Last-minute changes require states to opt-in to participation — which adds even more significance to 2026 mid-term elections and sets up battles between public education advocates and billionaire donors like Betsy DeVos who want to privatize our schools.
While not as widely publicized as huge cuts to health care and food assistance for millions of Americans, the voucher scheme in Trump’s so-called “One Big Beautiful Bill” creates no cap on public tax dollars that can be siphoned away to private schools.
The scheme is modeled after one that DeVos pushed but failed to pass in Michigan in 2023. As was true in the DeVos plan, rural areas stand to lose the most from federal vouchers and resulting funding decreases.
“This bill will devastate our schools and communities — all to finance massive tax breaks for the ultra-wealthy,” NEA President Becky Pringle said after the measure passed the Senate.
Beginning in 2027, the plan grants a dollar-for-dollar tax credit up to $1,700 for people who donate to voucher granting organizations — more generous than any other credit in the tax code. Voucher granting organizations pass the money to eligible families for private school tuition.

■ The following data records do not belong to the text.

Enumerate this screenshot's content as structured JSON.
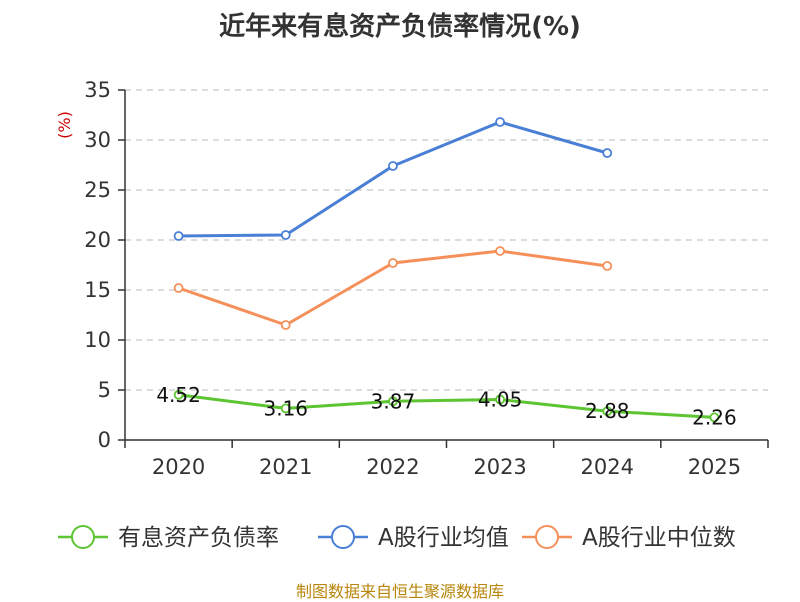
{
  "title": "近年来有息资产负债率情况(%)",
  "source": "制图数据来自恒生聚源数据库",
  "colors": {
    "unit": "#cc0000",
    "source": "#b8860b",
    "axis": "#333333",
    "grid": "#c8c8c8"
  },
  "chart_data": {
    "type": "line",
    "title": "近年来有息资产负债率情况(%)",
    "ylabel": "(%)",
    "xlabel": "",
    "categories": [
      "2020",
      "2021",
      "2022",
      "2023",
      "2024",
      "2025"
    ],
    "ylim": [
      0,
      35
    ],
    "yticks": [
      0,
      5,
      10,
      15,
      20,
      25,
      30,
      35
    ],
    "grid": "horizontal-dashed",
    "legend_position": "bottom",
    "series": [
      {
        "name": "有息资产负债率",
        "color": "#5cc531",
        "values": [
          4.52,
          3.16,
          3.87,
          4.05,
          2.88,
          2.26
        ],
        "labels": [
          "4.52",
          "3.16",
          "3.87",
          "4.05",
          "2.88",
          "2.26"
        ]
      },
      {
        "name": "A股行业均值",
        "color": "#4a7fd6",
        "values": [
          20.4,
          20.5,
          27.4,
          31.8,
          28.7,
          null
        ]
      },
      {
        "name": "A股行业中位数",
        "color": "#f5905a",
        "values": [
          15.2,
          11.5,
          17.7,
          18.9,
          17.4,
          null
        ]
      }
    ]
  }
}
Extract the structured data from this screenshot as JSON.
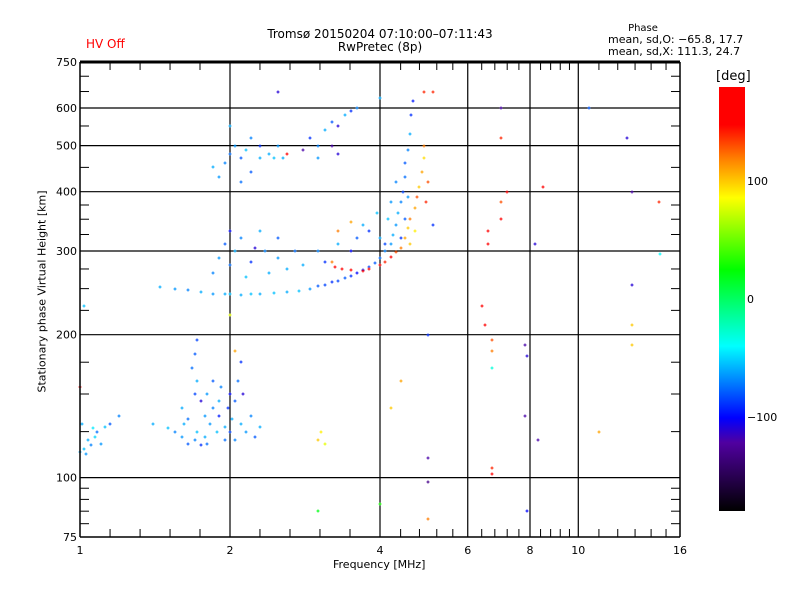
{
  "header": {
    "title_line1": "Tromsø 20150204 07:10:00–07:11:43",
    "title_line2": "RwPretec (8p)",
    "hv_status": "HV Off",
    "phase_heading": "Phase",
    "phase_o": "mean, sd,O: −65.8, 17.7",
    "phase_x": "mean, sd,X: 111.3, 24.7"
  },
  "colors": {
    "hv_status": "#ff0000",
    "axis": "#000000"
  },
  "chart_data": {
    "type": "scatter",
    "title": "Tromsø 20150204 07:10:00–07:11:43",
    "xlabel": "Frequency [MHz]",
    "ylabel": "Stationary phase Virtual Height [km]",
    "xscale": "log",
    "yscale": "log",
    "xlim": [
      1,
      16
    ],
    "ylim": [
      75,
      750
    ],
    "xticks": [
      1,
      2,
      4,
      6,
      8,
      10,
      16
    ],
    "xtick_labels": [
      "1",
      "2",
      "4",
      "6",
      "8",
      "10",
      "16"
    ],
    "yticks": [
      75,
      100,
      200,
      300,
      400,
      500,
      600,
      750
    ],
    "ytick_labels": [
      "75",
      "100",
      "200",
      "300",
      "400",
      "500",
      "600",
      "750"
    ],
    "xgrid": [
      2,
      4,
      6,
      8,
      10
    ],
    "ygrid": [
      100,
      200,
      300,
      400,
      500,
      600
    ],
    "colorbar": {
      "label": "[deg]",
      "range": [
        -180,
        180
      ],
      "ticks": [
        100,
        0,
        -100
      ],
      "tick_labels": [
        "100",
        "0",
        "−100"
      ],
      "stops": [
        [
          180,
          "#ff0000"
        ],
        [
          148,
          "#ff0000"
        ],
        [
          119,
          "#ff8000"
        ],
        [
          86,
          "#ffff00"
        ],
        [
          25,
          "#00ff00"
        ],
        [
          -40,
          "#00ffff"
        ],
        [
          -101,
          "#0000ff"
        ],
        [
          -122,
          "#5000a0"
        ],
        [
          -180,
          "#000000"
        ]
      ]
    },
    "point_fields": [
      "frequency_MHz",
      "height_km",
      "phase_deg"
    ],
    "points": [
      [
        1.0,
        113,
        -60
      ],
      [
        1.02,
        115,
        -55
      ],
      [
        1.03,
        112,
        -65
      ],
      [
        1.05,
        117,
        -70
      ],
      [
        1.04,
        120,
        -60
      ],
      [
        1.07,
        122,
        -50
      ],
      [
        1.08,
        125,
        -75
      ],
      [
        1.1,
        118,
        -65
      ],
      [
        1.12,
        128,
        -55
      ],
      [
        1.15,
        130,
        -80
      ],
      [
        1.06,
        127,
        -45
      ],
      [
        1.01,
        130,
        -60
      ],
      [
        1.2,
        135,
        -70
      ],
      [
        1.02,
        230,
        -55
      ],
      [
        1.0,
        155,
        150
      ],
      [
        1.4,
        130,
        -60
      ],
      [
        1.5,
        127,
        -55
      ],
      [
        1.55,
        125,
        -70
      ],
      [
        1.6,
        122,
        -65
      ],
      [
        1.62,
        130,
        -60
      ],
      [
        1.65,
        118,
        -80
      ],
      [
        1.7,
        120,
        -70
      ],
      [
        1.72,
        125,
        -55
      ],
      [
        1.75,
        117,
        -90
      ],
      [
        1.78,
        122,
        -60
      ],
      [
        1.8,
        118,
        -75
      ],
      [
        1.82,
        130,
        -65
      ],
      [
        1.85,
        140,
        -70
      ],
      [
        1.7,
        150,
        -85
      ],
      [
        1.72,
        160,
        -60
      ],
      [
        1.68,
        170,
        -75
      ],
      [
        1.7,
        182,
        -80
      ],
      [
        1.72,
        195,
        -85
      ],
      [
        1.75,
        145,
        -110
      ],
      [
        1.8,
        150,
        -65
      ],
      [
        1.85,
        160,
        -80
      ],
      [
        1.9,
        135,
        -95
      ],
      [
        1.9,
        145,
        -60
      ],
      [
        1.92,
        155,
        -70
      ],
      [
        1.95,
        120,
        -75
      ],
      [
        1.95,
        128,
        -60
      ],
      [
        1.98,
        140,
        -90
      ],
      [
        2.0,
        125,
        -85
      ],
      [
        2.0,
        150,
        -100
      ],
      [
        2.02,
        133,
        -60
      ],
      [
        2.05,
        120,
        -70
      ],
      [
        2.05,
        145,
        -80
      ],
      [
        2.08,
        160,
        -75
      ],
      [
        2.1,
        130,
        -60
      ],
      [
        2.1,
        175,
        -90
      ],
      [
        2.12,
        150,
        -110
      ],
      [
        2.15,
        125,
        -65
      ],
      [
        2.2,
        135,
        -70
      ],
      [
        2.25,
        122,
        -80
      ],
      [
        2.3,
        128,
        -60
      ],
      [
        2.05,
        185,
        110
      ],
      [
        1.88,
        125,
        -55
      ],
      [
        1.78,
        135,
        -65
      ],
      [
        1.6,
        140,
        -60
      ],
      [
        1.65,
        133,
        -75
      ],
      [
        1.45,
        252,
        -60
      ],
      [
        1.55,
        250,
        -65
      ],
      [
        1.65,
        248,
        -70
      ],
      [
        1.75,
        246,
        -60
      ],
      [
        1.85,
        244,
        -65
      ],
      [
        1.95,
        243,
        -60
      ],
      [
        2.0,
        243,
        -55
      ],
      [
        2.1,
        242,
        -60
      ],
      [
        2.2,
        243,
        -55
      ],
      [
        2.3,
        244,
        -60
      ],
      [
        2.45,
        245,
        -55
      ],
      [
        2.6,
        246,
        -60
      ],
      [
        2.75,
        247,
        -55
      ],
      [
        2.9,
        250,
        -65
      ],
      [
        3.0,
        253,
        -80
      ],
      [
        3.1,
        255,
        -85
      ],
      [
        3.2,
        258,
        -90
      ],
      [
        3.3,
        260,
        -85
      ],
      [
        3.4,
        263,
        -80
      ],
      [
        3.5,
        266,
        -90
      ],
      [
        3.6,
        270,
        -100
      ],
      [
        3.7,
        273,
        -95
      ],
      [
        3.8,
        278,
        -85
      ],
      [
        3.9,
        283,
        -80
      ],
      [
        4.0,
        290,
        -75
      ],
      [
        4.1,
        300,
        -70
      ],
      [
        4.2,
        310,
        -65
      ],
      [
        4.25,
        325,
        -60
      ],
      [
        4.3,
        340,
        -65
      ],
      [
        4.35,
        360,
        -60
      ],
      [
        4.4,
        380,
        -70
      ],
      [
        4.45,
        400,
        -85
      ],
      [
        4.5,
        430,
        -75
      ],
      [
        4.5,
        460,
        -80
      ],
      [
        4.55,
        490,
        -70
      ],
      [
        4.6,
        530,
        -60
      ],
      [
        4.62,
        580,
        -90
      ],
      [
        4.65,
        620,
        -95
      ],
      [
        4.0,
        630,
        -60
      ],
      [
        4.1,
        310,
        -85
      ],
      [
        4.15,
        350,
        -55
      ],
      [
        4.2,
        380,
        -65
      ],
      [
        4.3,
        420,
        -70
      ],
      [
        4.4,
        320,
        -90
      ],
      [
        4.5,
        350,
        -80
      ],
      [
        4.55,
        390,
        -65
      ],
      [
        4.0,
        320,
        -60
      ],
      [
        3.95,
        360,
        -55
      ],
      [
        3.8,
        330,
        -90
      ],
      [
        3.2,
        285,
        120
      ],
      [
        3.25,
        278,
        150
      ],
      [
        3.35,
        275,
        160
      ],
      [
        3.5,
        273,
        165
      ],
      [
        3.7,
        272,
        170
      ],
      [
        3.8,
        275,
        160
      ],
      [
        4.0,
        280,
        150
      ],
      [
        4.1,
        285,
        140
      ],
      [
        4.2,
        292,
        150
      ],
      [
        4.3,
        298,
        130
      ],
      [
        4.4,
        305,
        120
      ],
      [
        4.5,
        320,
        110
      ],
      [
        4.55,
        335,
        100
      ],
      [
        4.6,
        350,
        120
      ],
      [
        4.7,
        370,
        110
      ],
      [
        4.75,
        390,
        130
      ],
      [
        4.8,
        410,
        100
      ],
      [
        4.85,
        440,
        110
      ],
      [
        4.9,
        470,
        95
      ],
      [
        4.9,
        500,
        120
      ],
      [
        4.95,
        380,
        140
      ],
      [
        4.7,
        330,
        90
      ],
      [
        4.6,
        310,
        100
      ],
      [
        5.0,
        420,
        130
      ],
      [
        4.9,
        650,
        140
      ],
      [
        1.85,
        270,
        -70
      ],
      [
        1.9,
        290,
        -65
      ],
      [
        1.95,
        310,
        -80
      ],
      [
        2.0,
        330,
        -100
      ],
      [
        2.0,
        280,
        -75
      ],
      [
        2.05,
        300,
        -60
      ],
      [
        2.1,
        320,
        -70
      ],
      [
        2.15,
        265,
        -55
      ],
      [
        2.2,
        285,
        -90
      ],
      [
        2.25,
        305,
        -110
      ],
      [
        2.35,
        300,
        -70
      ],
      [
        2.4,
        270,
        -60
      ],
      [
        2.5,
        290,
        -65
      ],
      [
        2.5,
        320,
        -80
      ],
      [
        2.6,
        275,
        -60
      ],
      [
        2.7,
        300,
        -75
      ],
      [
        2.8,
        280,
        -60
      ],
      [
        3.0,
        300,
        -70
      ],
      [
        3.1,
        285,
        -90
      ],
      [
        3.3,
        310,
        -60
      ],
      [
        3.5,
        300,
        -100
      ],
      [
        3.6,
        320,
        -80
      ],
      [
        3.7,
        340,
        -60
      ],
      [
        3.3,
        330,
        120
      ],
      [
        3.5,
        345,
        110
      ],
      [
        2.3,
        330,
        -60
      ],
      [
        1.85,
        450,
        -60
      ],
      [
        1.9,
        430,
        -65
      ],
      [
        1.95,
        460,
        -70
      ],
      [
        2.0,
        550,
        -60
      ],
      [
        2.0,
        480,
        -75
      ],
      [
        2.05,
        500,
        -65
      ],
      [
        2.1,
        470,
        -80
      ],
      [
        2.15,
        490,
        -55
      ],
      [
        2.2,
        520,
        -70
      ],
      [
        2.3,
        500,
        -90
      ],
      [
        2.4,
        480,
        -60
      ],
      [
        2.45,
        470,
        -55
      ],
      [
        2.5,
        500,
        -65
      ],
      [
        2.55,
        470,
        -60
      ],
      [
        2.6,
        480,
        150
      ],
      [
        2.3,
        470,
        -60
      ],
      [
        2.2,
        440,
        -80
      ],
      [
        2.1,
        420,
        -75
      ],
      [
        2.8,
        490,
        -120
      ],
      [
        2.9,
        520,
        -90
      ],
      [
        3.0,
        500,
        -70
      ],
      [
        3.1,
        540,
        -60
      ],
      [
        3.2,
        560,
        -80
      ],
      [
        3.3,
        550,
        -110
      ],
      [
        3.4,
        580,
        -60
      ],
      [
        3.5,
        590,
        -90
      ],
      [
        3.6,
        600,
        -70
      ],
      [
        3.2,
        500,
        -120
      ],
      [
        3.3,
        480,
        -110
      ],
      [
        2.5,
        650,
        -110
      ],
      [
        3.0,
        470,
        -65
      ],
      [
        5.0,
        200,
        -90
      ],
      [
        5.0,
        110,
        -120
      ],
      [
        5.0,
        98,
        -130
      ],
      [
        5.0,
        82,
        120
      ],
      [
        5.1,
        650,
        140
      ],
      [
        6.4,
        230,
        150
      ],
      [
        6.5,
        210,
        160
      ],
      [
        6.6,
        330,
        160
      ],
      [
        6.6,
        310,
        170
      ],
      [
        6.7,
        195,
        130
      ],
      [
        6.7,
        185,
        120
      ],
      [
        6.7,
        170,
        -30
      ],
      [
        6.7,
        105,
        140
      ],
      [
        6.7,
        102,
        150
      ],
      [
        7.0,
        380,
        130
      ],
      [
        7.0,
        350,
        150
      ],
      [
        7.0,
        520,
        140
      ],
      [
        7.2,
        400,
        150
      ],
      [
        7.0,
        600,
        -120
      ],
      [
        7.8,
        190,
        -120
      ],
      [
        7.9,
        180,
        -110
      ],
      [
        7.8,
        135,
        -120
      ],
      [
        7.9,
        85,
        -100
      ],
      [
        8.2,
        310,
        -110
      ],
      [
        8.5,
        410,
        150
      ],
      [
        8.3,
        120,
        -120
      ],
      [
        10.5,
        600,
        -80
      ],
      [
        11.0,
        125,
        110
      ],
      [
        12.5,
        520,
        -110
      ],
      [
        12.8,
        400,
        -120
      ],
      [
        12.8,
        255,
        -110
      ],
      [
        12.8,
        210,
        100
      ],
      [
        12.8,
        190,
        100
      ],
      [
        14.5,
        380,
        140
      ],
      [
        14.6,
        295,
        -40
      ],
      [
        4.0,
        88,
        30
      ],
      [
        3.0,
        85,
        20
      ],
      [
        3.0,
        120,
        100
      ],
      [
        3.05,
        125,
        90
      ],
      [
        3.1,
        118,
        80
      ],
      [
        4.2,
        140,
        100
      ],
      [
        4.4,
        160,
        110
      ],
      [
        2.0,
        220,
        80
      ],
      [
        5.1,
        340,
        -90
      ]
    ]
  }
}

Eligible families can make up to 300% of their area’s median gross income which makes a large pool of potential recipients. The plan could drain $25 billion from the federal education budget.
Similar schemes — deceptively marketed as scholarships for disadvantaged students — have proliferated in Republican-controlled states, including Arizona where universal vouchers blew a $1 billion hole in the state’s general fund.
“If other states want to follow Arizona, be prepared to cut everything that’s in the state budget — not just public education but health care, housing, safe water, transportation; all of it,” said Marisol Garcia, president of the Arizona Education Association.
The evidence is overwhelming in states where universal vouchers have been enacted:
- Vouchers drain funds from public schools, harm student achievement, and lack any oversight or accountability.
- By a 3-to-1 margin, tax credits and vouchers go to wealthy families whose children already attend private schools.
- Rural schools face the biggest pressures from vouchers because they generate less local revenue and rely more on state and federal funds.
In Oklahoma, which became the latest state to enact universal vouchers in 2023, educators and parents worry about what’s to come. Vouchers are not popular, Erika Wright, founder and leader of the Oklahoma Rural Schools Coalition, told NEA Today.
“I’m a registered Republican and I’ve spent hours knocking on doors and talking to Republican families. They do not support vouchers. But when it comes to electing our leaders and lawmakers, larger national narratives override their concerns about what is happening to our public schools.”
Tim Walker, senior writer and editor at NEA Today, contributed to this report.